Out of scope / non-goals¶
The feature is deliberately scoped to a content-addressed overlay with labels and a three-way merge. The following are explicitly not implemented:
- Materialised real-path mode (backing the mount with actual files on disk) and reflink copy-up. The mount is the in-process virtual overlay only.
- Rename/move detection in merge, and a recursive virtual base for resolving criss-cross histories. The merge is flat and per-path; it does not track that a file moved.

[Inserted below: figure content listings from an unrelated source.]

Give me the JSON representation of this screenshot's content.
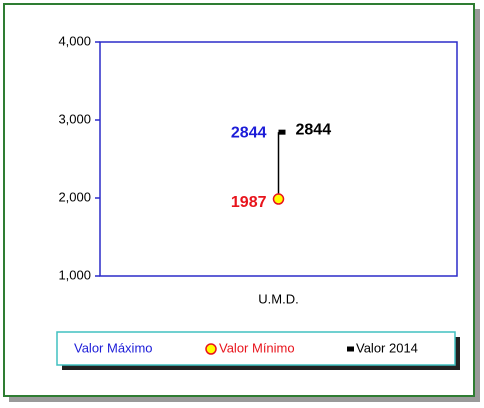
{
  "chart_data": {
    "type": "high-low",
    "categories": [
      "U.M.D."
    ],
    "series": [
      {
        "name": "Valor Máximo",
        "color": "#1c1cd8",
        "values": [
          2844
        ]
      },
      {
        "name": "Valor Mínimo",
        "color": "#e8141c",
        "marker_color": "#ffff00",
        "values": [
          1987
        ]
      },
      {
        "name": "Valor 2014",
        "color": "#000000",
        "values": [
          2844
        ]
      }
    ],
    "ylim": [
      1000,
      4000
    ],
    "yticks": [
      {
        "value": 1000,
        "label": "1,000"
      },
      {
        "value": 2000,
        "label": "2,000"
      },
      {
        "value": 3000,
        "label": "3,000"
      },
      {
        "value": 4000,
        "label": "4,000"
      }
    ],
    "axis_color": "#2b2bc8"
  }
}
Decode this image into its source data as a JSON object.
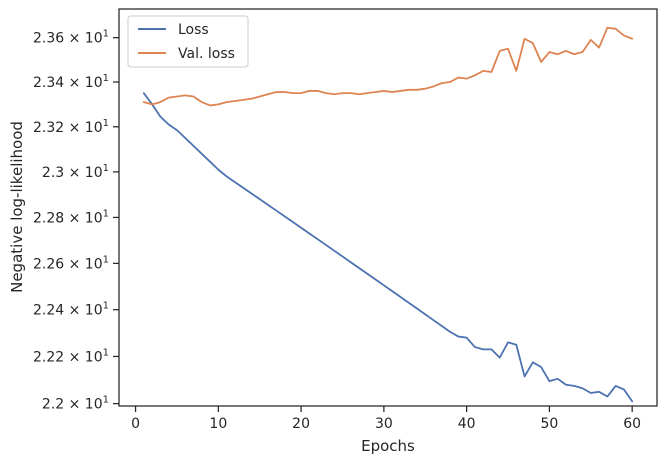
{
  "chart_data": {
    "type": "line",
    "xlabel": "Epochs",
    "ylabel": "Negative log-likelihood",
    "xlim": [
      -2,
      63
    ],
    "ylim": [
      21.99,
      23.73
    ],
    "y_scale": "log",
    "grid": false,
    "legend_placement": "top-left",
    "x_ticks": [
      0,
      10,
      20,
      30,
      40,
      50,
      60
    ],
    "x_tick_labels": [
      "0",
      "10",
      "20",
      "30",
      "40",
      "50",
      "60"
    ],
    "y_ticks": [
      22.0,
      22.2,
      22.4,
      22.6,
      22.8,
      23.0,
      23.2,
      23.4,
      23.6
    ],
    "y_tick_mantissas": [
      "2.2",
      "2.22",
      "2.24",
      "2.26",
      "2.28",
      "2.3",
      "2.32",
      "2.34",
      "2.36"
    ],
    "y_tick_base": "10",
    "y_tick_exponent": "1",
    "x": [
      1,
      2,
      3,
      4,
      5,
      6,
      7,
      8,
      9,
      10,
      11,
      12,
      13,
      14,
      15,
      16,
      17,
      18,
      19,
      20,
      21,
      22,
      23,
      24,
      25,
      26,
      27,
      28,
      29,
      30,
      31,
      32,
      33,
      34,
      35,
      36,
      37,
      38,
      39,
      40,
      41,
      42,
      43,
      44,
      45,
      46,
      47,
      48,
      49,
      50,
      51,
      52,
      53,
      54,
      55,
      56,
      57,
      58,
      59,
      60
    ],
    "series": [
      {
        "name": "Loss",
        "color": "#4c72b0",
        "values": [
          23.35,
          23.3,
          23.245,
          23.21,
          23.185,
          23.15,
          23.115,
          23.08,
          23.045,
          23.01,
          22.98,
          22.955,
          22.93,
          22.905,
          22.88,
          22.855,
          22.83,
          22.805,
          22.78,
          22.755,
          22.73,
          22.705,
          22.68,
          22.655,
          22.63,
          22.605,
          22.58,
          22.555,
          22.53,
          22.505,
          22.48,
          22.455,
          22.43,
          22.405,
          22.38,
          22.355,
          22.33,
          22.305,
          22.285,
          22.28,
          22.24,
          22.23,
          22.23,
          22.195,
          22.26,
          22.25,
          22.115,
          22.175,
          22.155,
          22.095,
          22.105,
          22.08,
          22.075,
          22.065,
          22.045,
          22.05,
          22.03,
          22.075,
          22.06,
          22.01
        ]
      },
      {
        "name": "Val. loss",
        "color": "#dd8452",
        "values": [
          23.31,
          23.3,
          23.31,
          23.33,
          23.335,
          23.34,
          23.335,
          23.31,
          23.295,
          23.3,
          23.31,
          23.315,
          23.32,
          23.325,
          23.335,
          23.345,
          23.355,
          23.355,
          23.35,
          23.35,
          23.36,
          23.36,
          23.35,
          23.345,
          23.35,
          23.35,
          23.345,
          23.35,
          23.355,
          23.36,
          23.355,
          23.36,
          23.365,
          23.365,
          23.37,
          23.38,
          23.395,
          23.4,
          23.42,
          23.415,
          23.43,
          23.45,
          23.445,
          23.54,
          23.55,
          23.45,
          23.595,
          23.575,
          23.49,
          23.535,
          23.525,
          23.54,
          23.525,
          23.535,
          23.59,
          23.555,
          23.645,
          23.64,
          23.61,
          23.595
        ]
      }
    ]
  }
}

- Whole-file in-memory steps that remain. The streaming write handle, streamed chunking, and by-reference
copyFilemean a single file no longer has to fit in memory to be written. What still reads a whole file at once:fs.writeFile/readFile(the convenience API hands the entire value across in one call — usecreateWriteStream/ a streaming read for large files), and the merge's content-merge step, which reads each conflicting file in full to reconcile it. - Rich binary or SQLite merge drivers. The merge reports a
kindfor these, but only the text line-level driver actually reconciles content; binary/SQLite drivers are stubbed, not implemented. - CRDT semantics. Concurrency is handled by reject-and-rebase plus explicit merge, not by automatic conflict-free convergence.
- A cross-label sharing UI. Sharing a snapshot between labels is done by pushing the same CA id; there is no higher-level UI for it.